Бабочка на асфальте
Шрифт:
«Мяу-у», — отвлекла Давида Иосифовича от воспоминаний трёхцветная рыже-бело-чёрная кошка под окном. Она прибилась к дому ещё котёнком, когда невозможно было различить кошка это или кот. Маленькая, неуклюжая, она бегала за всеми по веранде, хватая за пятки. А то залезет в картонный ящик и выглядывает оттуда. Смотрит на тебя перепачканная сметаной мордочка — просит внимания.
Потеряв надежду на чьё-либо участие, котёнок принимался занимать себя сам; перевернувшись на спину, засовывал заднюю лапу в рот, или норовил ухватить шевелящийся кончик своего хвоста.
Кошка вскарабкалась на решётку окна и требовательно замяукала, что означало:
«Дай пожрать». Давид встал, упираясь в подлокотники кресла, утром он чувствовал себя лучше, но резких движений боялся делать.
Тот, которому удавалось схватить брошенный кусок, угрожающе шипел и скалился на других. Интересно, как кошки общаются? Не могла же та, которой я первой дал колбасу, рассказать всем, что здесь кормят. Наверное, по запаху — от неё вкусно пахло. В конце концов соседи с верхнего этажа, не выдержав злобной кошачьей возни, прекратили это безобразие — запретили устраивать общественную столовую помойных котов. Тогда Давид Иосифович приладил за окном кормушку для воробьёв.

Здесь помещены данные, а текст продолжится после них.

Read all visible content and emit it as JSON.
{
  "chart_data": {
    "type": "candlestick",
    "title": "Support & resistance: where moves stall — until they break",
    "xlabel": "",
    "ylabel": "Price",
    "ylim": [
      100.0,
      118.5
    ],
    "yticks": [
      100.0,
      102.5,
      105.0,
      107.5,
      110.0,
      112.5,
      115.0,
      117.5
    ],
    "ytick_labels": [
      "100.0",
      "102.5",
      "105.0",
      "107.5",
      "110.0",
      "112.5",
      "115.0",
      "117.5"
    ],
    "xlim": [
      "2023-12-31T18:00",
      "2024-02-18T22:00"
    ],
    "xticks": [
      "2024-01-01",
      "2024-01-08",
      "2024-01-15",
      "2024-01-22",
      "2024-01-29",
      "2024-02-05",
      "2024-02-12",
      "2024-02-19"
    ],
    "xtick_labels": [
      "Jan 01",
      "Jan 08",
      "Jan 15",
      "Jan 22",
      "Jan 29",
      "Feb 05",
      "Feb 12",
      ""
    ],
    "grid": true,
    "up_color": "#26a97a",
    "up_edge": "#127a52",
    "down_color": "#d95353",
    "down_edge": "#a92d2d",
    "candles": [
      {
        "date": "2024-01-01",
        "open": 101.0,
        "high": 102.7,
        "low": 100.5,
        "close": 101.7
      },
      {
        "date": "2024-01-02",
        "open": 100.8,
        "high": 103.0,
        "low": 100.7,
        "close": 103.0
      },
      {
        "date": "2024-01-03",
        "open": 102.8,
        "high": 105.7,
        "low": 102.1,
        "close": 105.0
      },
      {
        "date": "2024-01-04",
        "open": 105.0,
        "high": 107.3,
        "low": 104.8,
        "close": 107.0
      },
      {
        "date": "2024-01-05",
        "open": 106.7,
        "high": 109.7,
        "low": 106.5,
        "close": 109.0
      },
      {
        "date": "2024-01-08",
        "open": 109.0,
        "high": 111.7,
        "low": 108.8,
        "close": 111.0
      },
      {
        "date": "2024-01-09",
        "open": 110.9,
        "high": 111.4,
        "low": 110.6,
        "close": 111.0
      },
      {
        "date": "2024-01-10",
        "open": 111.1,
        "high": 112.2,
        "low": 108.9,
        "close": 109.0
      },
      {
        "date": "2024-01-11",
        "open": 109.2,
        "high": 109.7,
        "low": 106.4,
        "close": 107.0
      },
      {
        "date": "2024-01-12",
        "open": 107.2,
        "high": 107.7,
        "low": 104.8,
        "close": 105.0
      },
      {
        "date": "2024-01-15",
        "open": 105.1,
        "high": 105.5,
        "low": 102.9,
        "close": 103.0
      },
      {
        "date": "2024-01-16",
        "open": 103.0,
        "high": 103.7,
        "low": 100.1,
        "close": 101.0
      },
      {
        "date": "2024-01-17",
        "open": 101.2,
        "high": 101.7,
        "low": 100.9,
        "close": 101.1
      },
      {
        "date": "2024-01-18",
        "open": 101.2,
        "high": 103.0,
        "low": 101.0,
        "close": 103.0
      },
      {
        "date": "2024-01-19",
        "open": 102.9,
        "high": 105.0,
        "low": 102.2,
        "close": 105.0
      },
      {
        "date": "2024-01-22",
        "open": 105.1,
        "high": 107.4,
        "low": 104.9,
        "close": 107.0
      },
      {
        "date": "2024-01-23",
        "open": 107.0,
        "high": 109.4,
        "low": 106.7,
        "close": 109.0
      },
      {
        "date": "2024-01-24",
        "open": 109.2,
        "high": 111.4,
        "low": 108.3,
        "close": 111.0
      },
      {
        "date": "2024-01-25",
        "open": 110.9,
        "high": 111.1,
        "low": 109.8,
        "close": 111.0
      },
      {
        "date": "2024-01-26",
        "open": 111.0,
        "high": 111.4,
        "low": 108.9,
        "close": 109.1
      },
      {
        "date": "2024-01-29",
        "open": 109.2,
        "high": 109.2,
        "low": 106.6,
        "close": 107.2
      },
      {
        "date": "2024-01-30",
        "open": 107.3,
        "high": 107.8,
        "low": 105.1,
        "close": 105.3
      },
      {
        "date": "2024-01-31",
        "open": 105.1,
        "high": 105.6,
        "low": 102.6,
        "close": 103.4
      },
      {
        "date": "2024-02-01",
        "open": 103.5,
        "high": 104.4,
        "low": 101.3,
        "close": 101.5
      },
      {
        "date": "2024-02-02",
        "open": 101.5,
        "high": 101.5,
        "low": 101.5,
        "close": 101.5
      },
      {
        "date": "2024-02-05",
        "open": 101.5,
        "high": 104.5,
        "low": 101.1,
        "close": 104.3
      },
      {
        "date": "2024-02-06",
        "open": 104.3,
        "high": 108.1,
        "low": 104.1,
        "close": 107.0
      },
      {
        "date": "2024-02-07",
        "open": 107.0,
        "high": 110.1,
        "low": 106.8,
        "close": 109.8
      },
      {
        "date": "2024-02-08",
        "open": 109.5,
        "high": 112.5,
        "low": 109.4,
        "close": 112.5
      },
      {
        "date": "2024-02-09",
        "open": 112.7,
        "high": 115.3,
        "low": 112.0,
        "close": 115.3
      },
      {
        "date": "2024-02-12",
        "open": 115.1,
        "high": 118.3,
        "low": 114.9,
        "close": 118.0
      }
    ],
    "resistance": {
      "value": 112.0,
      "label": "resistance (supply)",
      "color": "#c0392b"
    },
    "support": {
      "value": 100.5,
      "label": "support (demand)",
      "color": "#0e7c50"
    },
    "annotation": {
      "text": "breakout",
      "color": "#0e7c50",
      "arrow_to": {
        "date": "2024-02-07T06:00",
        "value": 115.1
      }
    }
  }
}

Казалось бы безобидные птички остервенело до крови дрались. Самый агрессивный воробей после потасовки оказывался один посреди рассыпанных крошек. Остальные в отдалении ждали, пока он, насытившись, отлетит. Всё как у людей, тот же воинствующий клик и право сильного. Сняв кормушку, Давид прекратил разбой, да и надоело убирать кучи помёта. Воробьи ещё долго прилетали, рассаживались по прутьям железной ограды, вопросительно глядя на бывшего кормильца то одним глазом, то другим.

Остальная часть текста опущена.